I'm sure rural Americans having essentially no representation on the Federal level would be quite ok for you, but not for them. You do understand that this is what the Senate and EC were supposed to address, correct?
Not really, no.
At that time
all of the nascent states were essentially rural. There were only a handful of "cities", and their influence was focussed mostly as economic centers of activity, not as centers of population.
It wasn't' anything "rural" which the EC and Senate were meant to address, and it didn't have much to do with size for that matter. It was for states which were were small in
population. The Wyomings and Dakotas of today didn't exist yet. It was the New Hampshires and Rhode Islands that were concerned about equal representation.
Sure, they were "rural", but so was nearly
everyone else for all practical purposes. How rural? The reason Tuesday was chosen as the day for national elections was because so many voters needed a day to travel to the polls by horse and buggy, and they didn't want to have to do that on a Sunday, the Sabbath.
What they were, more significantly, was underpopulated.
Where this actually became most involved wasn't about the Senate, but about the way populations were counted for the
proportional House of Representatives.
If taxes from the states to the Fed were based on straight population, then the Southern slave states would have to pay taxes based on non-voting "property".

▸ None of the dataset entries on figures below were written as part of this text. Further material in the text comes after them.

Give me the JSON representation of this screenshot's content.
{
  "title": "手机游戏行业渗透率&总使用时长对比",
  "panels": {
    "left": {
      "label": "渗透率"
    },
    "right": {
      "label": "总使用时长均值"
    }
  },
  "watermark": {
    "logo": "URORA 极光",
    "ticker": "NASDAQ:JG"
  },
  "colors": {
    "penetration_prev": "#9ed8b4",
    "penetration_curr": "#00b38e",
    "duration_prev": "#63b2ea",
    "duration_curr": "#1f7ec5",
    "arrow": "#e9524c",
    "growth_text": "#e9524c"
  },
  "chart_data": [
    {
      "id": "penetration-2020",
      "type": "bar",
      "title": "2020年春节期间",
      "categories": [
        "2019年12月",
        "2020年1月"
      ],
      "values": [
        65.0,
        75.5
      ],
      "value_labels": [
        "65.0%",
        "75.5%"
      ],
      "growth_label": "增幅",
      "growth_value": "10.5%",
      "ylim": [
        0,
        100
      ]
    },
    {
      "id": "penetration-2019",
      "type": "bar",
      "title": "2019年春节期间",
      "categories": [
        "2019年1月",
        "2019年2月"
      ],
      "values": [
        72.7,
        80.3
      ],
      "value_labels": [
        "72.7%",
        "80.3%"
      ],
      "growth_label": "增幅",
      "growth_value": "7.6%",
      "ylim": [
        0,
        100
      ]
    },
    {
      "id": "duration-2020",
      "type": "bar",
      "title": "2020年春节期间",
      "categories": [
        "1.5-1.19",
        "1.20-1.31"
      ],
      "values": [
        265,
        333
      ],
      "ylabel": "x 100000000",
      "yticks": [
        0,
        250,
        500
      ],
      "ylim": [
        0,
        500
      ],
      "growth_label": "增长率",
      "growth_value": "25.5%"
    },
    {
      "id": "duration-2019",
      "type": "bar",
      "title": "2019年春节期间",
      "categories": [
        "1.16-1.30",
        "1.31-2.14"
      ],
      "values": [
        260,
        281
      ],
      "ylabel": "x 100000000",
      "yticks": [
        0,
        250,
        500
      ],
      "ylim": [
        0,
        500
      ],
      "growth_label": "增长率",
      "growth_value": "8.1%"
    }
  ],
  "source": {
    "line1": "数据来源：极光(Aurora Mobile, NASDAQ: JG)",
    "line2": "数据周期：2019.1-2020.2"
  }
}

They didn't like that idea.
If the number of members of the House of Representatives allocated to a given state was based on the number of people and not the number of "citizens" then the Northern non-slave states would lose representation to states with a large population which had no civil rights and weren't allowed to vote for those Representatives.
They didn't like
that idea.
Tough luck for them. The Three Fifths Compromise, which cut that baby into two pieces, still gave the Southern States a lock on the Electoral College which wasn't really broken to any significant degree until after the Civil War and the 13th and 14th Amendments.
Even if that hadn't happened they still would have had voting representation in the House far in excess of those small states, just not as much. Not enough to overwhelm the non-slave states the way they ended up doing for decades.
"Rural" really didn't have much to do with it. At the time "rural" was not a synonym for "underpopulated". It was just the way nearly everyone lived.
This didn't really change all that much until the close of the 19th century. As late as 1900 60% of the U.S was
still considered to live in "rural" areas. 40% lived on farms.
The rural/urban dichotomy you describe is a comparatively recent political issue. It wasn't anything the Founding Fathers lost much sleep over.